The arguments are based on the Commerce Clause as well as the Second, Ninth and Tenth Amendments to the U.S. Constitution.

Handguns from Freedom Arms in Wyoming

“The law … is intended to allow Montana citizens to engage within their state in constitutionally protected activity without burdensome federal oversight and regulation for their solely intrastate activities,” the brief argues.

“It is questionable whether Congress’s authority under its conditional spending power or its power to regulate interstate commerce extends to MFFA firearms,” the argument continues.

It cited a 1939 Supreme Court ruling that states “are as independent of the general government as that government is of the states.”

“Where a power had not been granted exclusively to the national government or, where generally granted, had not been exercised … the states retain freedom to legislate,” it argues.

“Of course the power to tax is the power to destroy… and it is without question that should the U.S. Congress wish to tax firearms, whether they are in the stream of commerce or not, it is free to do so…. Nevertheless the power to tax for revenue … is different from the power to regulate by means of a duty, excise, or impost.”

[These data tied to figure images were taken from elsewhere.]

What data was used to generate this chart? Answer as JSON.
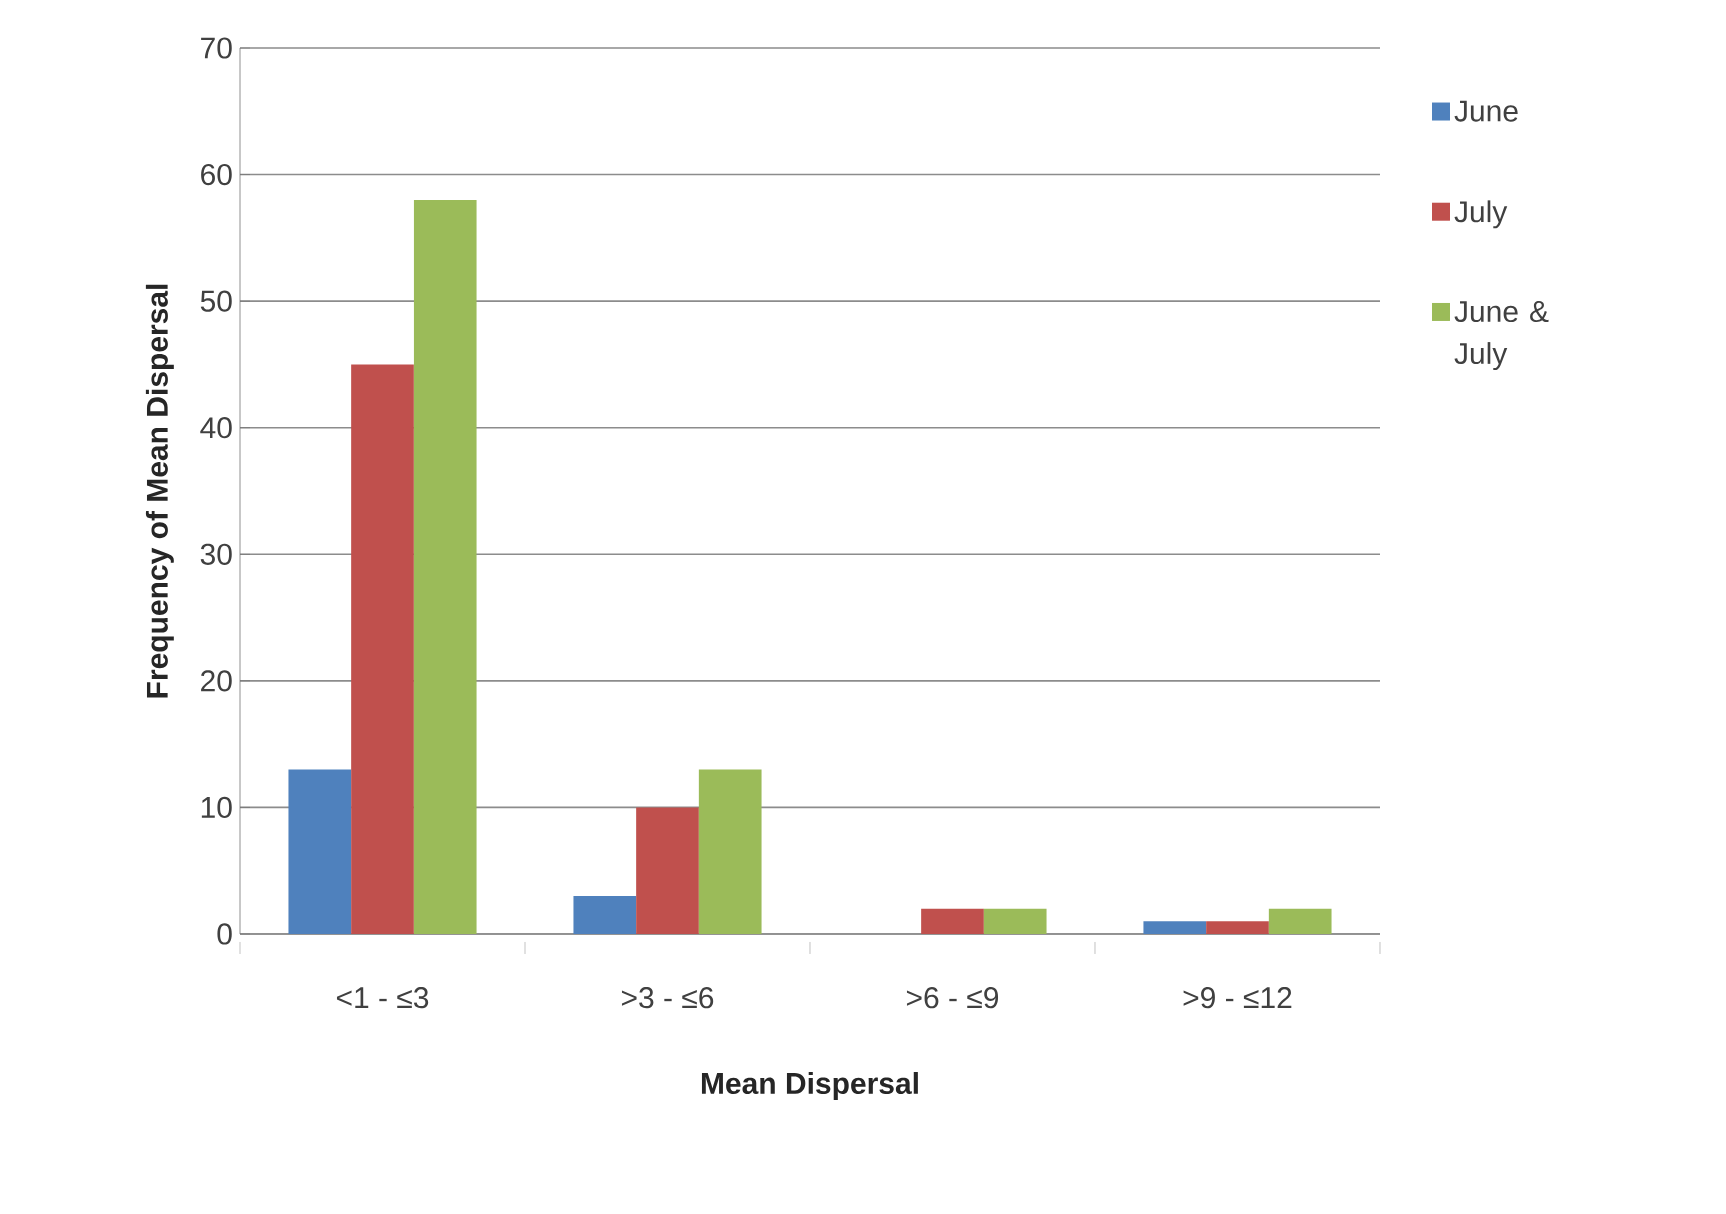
{
  "chart_data": {
    "type": "bar",
    "xlabel": "Mean Dispersal",
    "ylabel": "Frequency of Mean Dispersal",
    "categories": [
      "<1 - ≤3",
      ">3 - ≤6",
      ">6 - ≤9",
      ">9 - ≤12"
    ],
    "series": [
      {
        "name": "June",
        "color": "#4f81bd",
        "values": [
          13,
          3,
          0,
          1
        ]
      },
      {
        "name": "July",
        "color": "#c0504d",
        "values": [
          45,
          10,
          2,
          1
        ]
      },
      {
        "name": "June & July",
        "color": "#9bbb59",
        "values": [
          58,
          13,
          2,
          2
        ]
      }
    ],
    "ylim": [
      0,
      70
    ],
    "yticks": [
      0,
      10,
      20,
      30,
      40,
      50,
      60,
      70
    ],
    "grid": "y",
    "legend": "right"
  }
}
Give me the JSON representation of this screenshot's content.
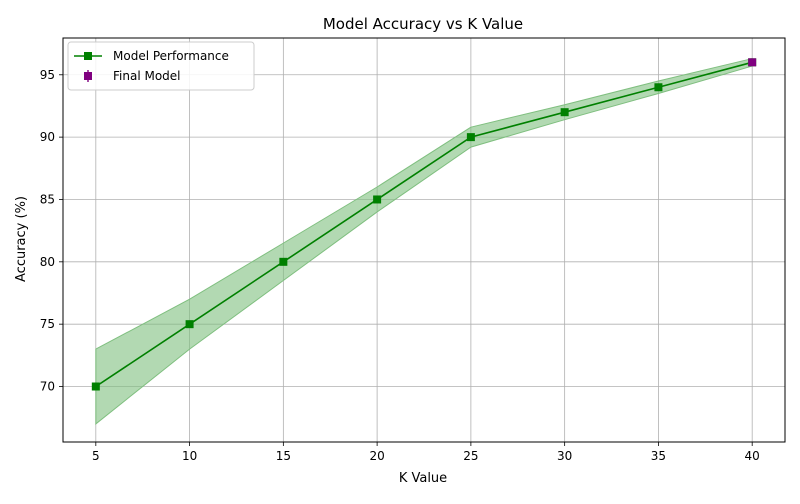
{
  "chart_data": {
    "type": "line",
    "title": "Model Accuracy vs K Value",
    "xlabel": "K Value",
    "ylabel": "Accuracy (%)",
    "xlim": [
      3.25,
      41.75
    ],
    "ylim": [
      65.55,
      97.95
    ],
    "x_ticks": [
      5,
      10,
      15,
      20,
      25,
      30,
      35,
      40
    ],
    "y_ticks": [
      70,
      75,
      80,
      85,
      90,
      95
    ],
    "grid": true,
    "legend_position": "top-left",
    "series": [
      {
        "name": "Model Performance",
        "x": [
          5,
          10,
          15,
          20,
          25,
          30,
          35,
          40
        ],
        "y": [
          70,
          75,
          80,
          85,
          90,
          92,
          94,
          96
        ],
        "lower": [
          67.0,
          73.0,
          78.5,
          84.0,
          89.2,
          91.4,
          93.5,
          95.7
        ],
        "upper": [
          73.0,
          77.0,
          81.5,
          86.0,
          90.8,
          92.6,
          94.5,
          96.3
        ],
        "color": "#008000",
        "marker": "square",
        "band_color": "#7fbf7f"
      },
      {
        "name": "Final Model",
        "x": [
          40
        ],
        "y": [
          96
        ],
        "color": "#800080",
        "marker": "square"
      }
    ]
  }
}
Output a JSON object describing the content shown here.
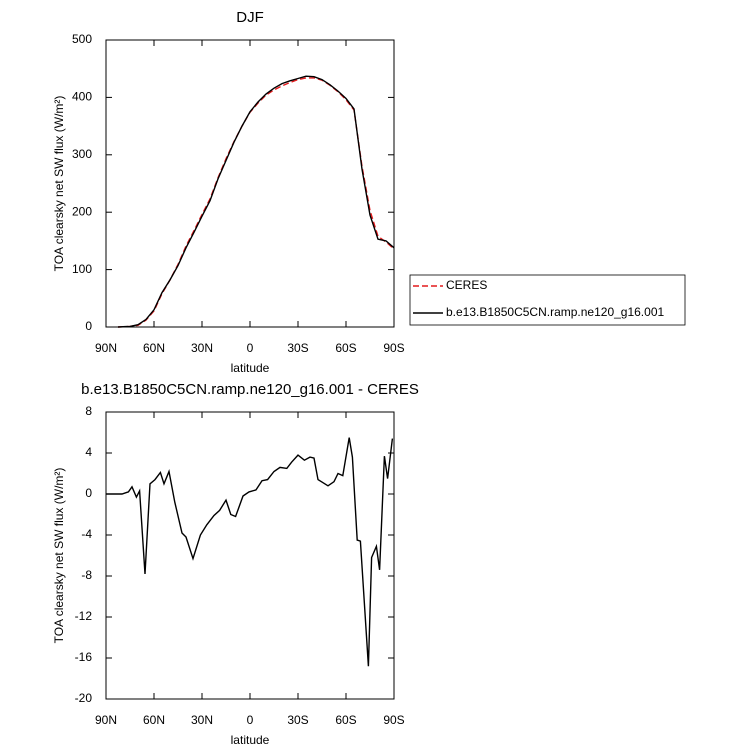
{
  "chart_data": [
    {
      "type": "line",
      "title": "DJF",
      "xlabel": "latitude",
      "ylabel": "TOA clearsky net SW flux (W/m²)",
      "x": [
        82.5,
        75,
        70,
        65,
        60,
        55,
        50,
        45,
        40,
        35,
        30,
        25,
        20,
        15,
        10,
        5,
        0,
        -5,
        -10,
        -15,
        -20,
        -25,
        -30,
        -35,
        -40,
        -45,
        -50,
        -55,
        -60,
        -65,
        -70,
        -75,
        -80,
        -85,
        -90
      ],
      "series": [
        {
          "name": "CERES",
          "color": "#e41a1c",
          "linestyle": "dashed",
          "values": [
            0,
            1,
            3,
            12,
            28,
            58,
            82,
            109,
            141,
            168,
            196,
            223,
            260,
            293,
            323,
            350,
            374,
            390,
            404,
            413,
            420,
            426,
            431,
            434,
            434,
            430,
            421,
            410,
            396,
            378,
            280,
            203,
            158,
            148,
            136
          ]
        },
        {
          "name": "b.e13.B1850C5CN.ramp.ne120_g16.001",
          "color": "#000000",
          "linestyle": "solid",
          "values": [
            0,
            1,
            4,
            13,
            30,
            60,
            82,
            107,
            138,
            165,
            193,
            220,
            258,
            290,
            322,
            350,
            375,
            392,
            406,
            416,
            424,
            429,
            433,
            437,
            436,
            431,
            422,
            411,
            398,
            380,
            275,
            195,
            153,
            150,
            138
          ]
        }
      ],
      "xlim": [
        90,
        -90
      ],
      "xticks": [
        {
          "value": 90,
          "label": "90N"
        },
        {
          "value": 60,
          "label": "60N"
        },
        {
          "value": 30,
          "label": "30N"
        },
        0,
        {
          "value": -30,
          "label": "30S"
        },
        {
          "value": -60,
          "label": "60S"
        },
        {
          "value": -90,
          "label": "90S"
        }
      ],
      "ylim": [
        0,
        500
      ],
      "yticks": [
        0,
        100,
        200,
        300,
        400,
        500
      ],
      "legend": "right"
    },
    {
      "type": "line",
      "title": "b.e13.B1850C5CN.ramp.ne120_g16.001 - CERES",
      "xlabel": "latitude",
      "ylabel": "TOA clearsky net SW flux (W/m²)",
      "x": [
        90,
        80,
        76,
        73.75,
        71,
        69,
        65.6,
        62.5,
        59.4,
        56,
        53.75,
        50.6,
        47,
        42.5,
        40,
        35.6,
        31,
        27,
        22.5,
        19,
        15,
        12,
        9,
        4.4,
        0.6,
        -3.75,
        -7.5,
        -11,
        -15,
        -18.75,
        -23,
        -26,
        -30,
        -34,
        -37.5,
        -40,
        -42.5,
        -45.6,
        -48.75,
        -52.5,
        -55,
        -58,
        -62,
        -64,
        -67,
        -69,
        -74,
        -76,
        -79,
        -81,
        -84,
        -86,
        -89
      ],
      "series": [
        {
          "color": "#000000",
          "linestyle": "solid",
          "values": [
            0,
            0,
            0.2,
            0.7,
            -0.3,
            0.3,
            -7.8,
            1,
            1.4,
            2.1,
            1,
            2.2,
            -0.8,
            -3.8,
            -4.2,
            -6.3,
            -4,
            -3,
            -2.1,
            -1.6,
            -0.6,
            -2,
            -2.2,
            -0.2,
            0.2,
            0.4,
            1.3,
            1.4,
            2.2,
            2.6,
            2.5,
            3.1,
            3.8,
            3.3,
            3.6,
            3.5,
            1.4,
            1.1,
            0.8,
            1.2,
            2,
            1.8,
            5.5,
            3.6,
            -4.5,
            -4.6,
            -16.8,
            -6.2,
            -5.1,
            -7.4,
            3.7,
            1.5,
            5.4
          ]
        }
      ],
      "xlim": [
        90,
        -90
      ],
      "xticks": [
        {
          "value": 90,
          "label": "90N"
        },
        {
          "value": 60,
          "label": "60N"
        },
        {
          "value": 30,
          "label": "30N"
        },
        0,
        {
          "value": -30,
          "label": "30S"
        },
        {
          "value": -60,
          "label": "60S"
        },
        {
          "value": -90,
          "label": "90S"
        }
      ],
      "ylim": [
        -20,
        8
      ],
      "yticks": [
        -20,
        -16,
        -12,
        -8,
        -4,
        0,
        4,
        8
      ]
    }
  ]
}
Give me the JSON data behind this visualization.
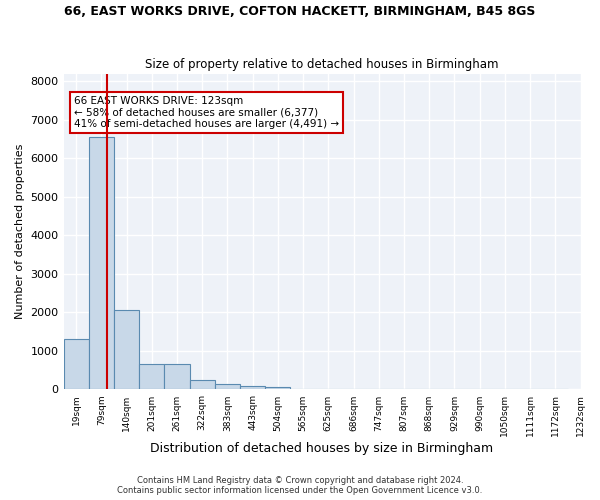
{
  "title": "66, EAST WORKS DRIVE, COFTON HACKETT, BIRMINGHAM, B45 8GS",
  "subtitle": "Size of property relative to detached houses in Birmingham",
  "xlabel": "Distribution of detached houses by size in Birmingham",
  "ylabel": "Number of detached properties",
  "bar_color": "#c8d8e8",
  "bar_edge_color": "#5a8ab0",
  "background_color": "#eef2f8",
  "grid_color": "#ffffff",
  "annotation_box_color": "#cc0000",
  "property_line_color": "#cc0000",
  "annotation_line1": "66 EAST WORKS DRIVE: 123sqm",
  "annotation_line2": "← 58% of detached houses are smaller (6,377)",
  "annotation_line3": "41% of semi-detached houses are larger (4,491) →",
  "footer_line1": "Contains HM Land Registry data © Crown copyright and database right 2024.",
  "footer_line2": "Contains public sector information licensed under the Open Government Licence v3.0.",
  "property_size_sqm": 123,
  "bin_edges": [
    19,
    79,
    140,
    201,
    261,
    322,
    383,
    443,
    504,
    565,
    625,
    686,
    747,
    807,
    868,
    929,
    990,
    1050,
    1111,
    1172,
    1232
  ],
  "bin_counts": [
    1300,
    6550,
    2070,
    650,
    650,
    250,
    130,
    100,
    60,
    0,
    0,
    0,
    0,
    0,
    0,
    0,
    0,
    0,
    0,
    0
  ],
  "tick_labels": [
    "19sqm",
    "79sqm",
    "140sqm",
    "201sqm",
    "261sqm",
    "322sqm",
    "383sqm",
    "443sqm",
    "504sqm",
    "565sqm",
    "625sqm",
    "686sqm",
    "747sqm",
    "807sqm",
    "868sqm",
    "929sqm",
    "990sqm",
    "1050sqm",
    "1111sqm",
    "1172sqm",
    "1232sqm"
  ],
  "ylim": [
    0,
    8200
  ],
  "yticks": [
    0,
    1000,
    2000,
    3000,
    4000,
    5000,
    6000,
    7000,
    8000
  ]
}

“There is nothing in the MFFA that should offend the powers of the national government,” it said.

It also explains that, “Constitutional rights are enshrined with the scope they were understood to have when the people adopted them, whether or not future legislatures or (yes) even future judges think that scope too broad.”

The federal supremacy clause, therefore, has no impact “because only laws made in pursuance of the Constitution constitute the supreme law of the land.”

“To the extent that Congress has usurped states Ninth and Tenth Amendment powers with the federal courts’ blessing, the issue should be revisited in a case just such as this – where a state legislature has passed a specific limited exercise of its reserved powers to protect and strengthen the rights of citizens,” it said.

Montana’s plan is called “An Act exempting from federal regulation under the Commerce Clause of the Constitution of the United States a firearm, a firearm accessory, or ammunition manufactured and retained in Montana.”

The law cites the 10th Amendment to the U.S. Constitution that guarantees to the states and their people all powers not granted to the federal government elsewhere in the Constitution and reserves to the state and people of Montana certain powers as they were understood at the time it was admitted to statehood in 1889.

The lead attorney for the plaintiffs’ litigation team is Quentin Rhodes of the Missoula firm of Sullivan, Tabaracci & Rhoades, PC. The team includes other attorneys working in Montana, New York, Florida, Arizona and Washington.

The federal government has threatened gun dealers with penalties if they fail to follow the federal regulations for intrastate gun deals. And it has demanded that the Montana lawsuit be dismissed, explaining it has the authority to regulate intrastate commerce.

According to the Firearms Freedom Act website, such laws are “primarily a Tenth Amendment challenge to the powers of Congress under the ‘commerce clause,’ with firearms as the object – it is a state’s rights exercise.”

When South Dakota’s law was signed by Gov. Mike Rounds, a commentator said it addresses the “rights of states which have been carelessly trampled by the federal government for decades.”

Michael Boldin of the Tenth Amendment Center said Washington likely is looking for a way out of the dispute.

“I think they’re going to let it ride, hoping some judge throws out the case,” he told WND earlier. “When they really start paying attention is when people actually start following the [state] firearms laws.”

WND reported earlier when Wyoming joined the states with self-declared exemptions from federal gun regulation. Officials there took the unusual step of including penalties for any agent of the U.S. who “enforces or attempts to enforce” federal gun rules on a “personal firearm.”

The costs could be up to two years in prison and $2,000 in fines for an offender.